Additional Information:
1. Value of the constant” e” is equal to 2.71828.
2. A logarithm is basically the reverse of a power or we can say when we calculate a logarithm of any number , we actually undo an exponentiation.
3.Any multiplication inside the logarithm can be transformed into addition of two separate logarithm values .
${\log _b}(mn) = {\log _b}(m) + {\log _b}(n)$
4. Any division inside the logarithm can be transformed into subtraction of two separate logarithm values.
${\log _b}(\dfrac{m}{n}) = {\log _b}(m) - {\log _b}(n)$
5. Any exponent value on anything inside the logarithm can be transformed and moved out of the logarithm as a multiplier and vice versa.
$n\log m = \log {m^n}$
6. The above guidelines work just if the bases are the equivalent.
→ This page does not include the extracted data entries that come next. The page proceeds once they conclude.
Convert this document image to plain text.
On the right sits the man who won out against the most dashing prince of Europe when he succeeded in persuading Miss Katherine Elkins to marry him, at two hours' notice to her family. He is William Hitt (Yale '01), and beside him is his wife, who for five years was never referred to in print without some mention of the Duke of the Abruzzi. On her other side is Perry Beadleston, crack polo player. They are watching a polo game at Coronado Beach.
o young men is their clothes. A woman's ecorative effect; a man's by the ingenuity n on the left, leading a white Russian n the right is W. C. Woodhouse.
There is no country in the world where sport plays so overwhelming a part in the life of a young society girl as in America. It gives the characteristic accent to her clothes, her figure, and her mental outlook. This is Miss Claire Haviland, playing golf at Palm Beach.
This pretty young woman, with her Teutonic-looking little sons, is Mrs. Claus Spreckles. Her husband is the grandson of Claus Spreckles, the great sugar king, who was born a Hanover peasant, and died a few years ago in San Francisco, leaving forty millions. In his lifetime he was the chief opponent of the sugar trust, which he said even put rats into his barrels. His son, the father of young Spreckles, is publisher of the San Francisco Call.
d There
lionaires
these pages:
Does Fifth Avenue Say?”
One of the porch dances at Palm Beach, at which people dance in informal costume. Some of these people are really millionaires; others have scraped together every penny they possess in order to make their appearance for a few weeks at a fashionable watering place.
For example, the expression ${\log _d}(m) + {\log _b}(n)$ can't be improved, on the grounds that the bases (the "d" and the "b") are not the equivalent, similarly as x2 × y3 can't be disentangled on the grounds that the bases (the x and y) are not the equivalent.

Note: 1. Don’t forgot to cross check your result
2. Remember $\log $ and $\ln $ both are different things. $\ln $ is considered as the natural logarithm having base $e$ and on the other hand $\log $ is having base $10 $ by default.
3. Logarithm of constant 1 is equal to zero.
4. Logarithm and exponent are basically the inverse of each other.